Math and Science Teachers Should be Paid More II

When I first read Susan Ohanian’s What Happened to Recess and Why Are Our Children Struggling in Kindergarten? in 2002, I was shocked at how creativity and physical activity were being systematically removed from the classroom with the goal of improving test scores. Seven years later, I still remember one anecdote about entire districts abolishing recess and others going so far as to take away the children’s break if their test scores dropped. I also remember checking Ohanian’s sources because I couldn’t believe her seemingly-outlandish claims. Unfortunately, she was right.

Up until last year, I hadn’t seen first hand the outrageous removal of such vital education. However, this past year when our district attempted to close a $9.4 million gap in its budget, some of the first to receive pink slips were all elementary and middle school physical education teachers, and their counterparts in music. Here it was, in my own backyard. Backwards thinking.

Fortunately, researchers such as Daniel Pink (A Whole New Mind) understand that linguistic and computational intelligence are not the only “important” intelligences. He takes Gardner’s multiple intelligences one step further and focuses on our society’s changing and pressing need for right-brained thinkers. Note, he doesn’t argue for the insignificance of left-brainers, but rather the crucial addition of right-brainers, or “R-Directed Thinkers” as he calls them, in order to compete in the global market. Pink asserts that due to cheap labor (Asia), access to anything we desire (Abundance), and better, faster and stronger computers (Automation), there is now virtually no difference in products purchased from different companies, so the reliance on marketing (design) has become radically important.

He claims that American workers will need to command a new set of aptitudes. Because workers elsewhere can do the same work for much less money, our workforce will need “. . . R-Directed abilities such as forging relationships rather than executing transactions, tackling novel challenges instead of solving routine problems, and synthesizing the big picture rather than analyzing a single component.”

Improving our test scores will not help us realize this goal.

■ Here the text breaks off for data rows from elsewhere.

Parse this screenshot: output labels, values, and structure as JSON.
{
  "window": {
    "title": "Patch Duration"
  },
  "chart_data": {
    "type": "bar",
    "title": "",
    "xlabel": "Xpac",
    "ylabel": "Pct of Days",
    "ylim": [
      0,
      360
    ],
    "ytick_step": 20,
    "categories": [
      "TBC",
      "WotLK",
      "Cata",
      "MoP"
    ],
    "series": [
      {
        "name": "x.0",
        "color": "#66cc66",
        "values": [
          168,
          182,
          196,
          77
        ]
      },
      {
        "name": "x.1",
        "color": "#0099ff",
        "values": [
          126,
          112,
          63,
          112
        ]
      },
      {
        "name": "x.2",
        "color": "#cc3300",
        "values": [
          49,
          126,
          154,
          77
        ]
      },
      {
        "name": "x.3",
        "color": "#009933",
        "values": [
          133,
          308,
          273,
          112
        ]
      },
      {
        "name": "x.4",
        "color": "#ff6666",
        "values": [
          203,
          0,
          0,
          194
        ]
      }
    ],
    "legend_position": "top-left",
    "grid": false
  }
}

Thankfully, in our district, the physical education, music and art teachers will continue their jobs and our kindergartners will not be missing recess to prepare for THE TEST. At least for this year. However, if we continue to wait for “somebody else” to set our priorities, legislators instead of educators, I fear our educational system will continue down the wrong road. A road with inept and ill-prepared travelers.


Post repeat. Just seeing if anybody's reading this anymore.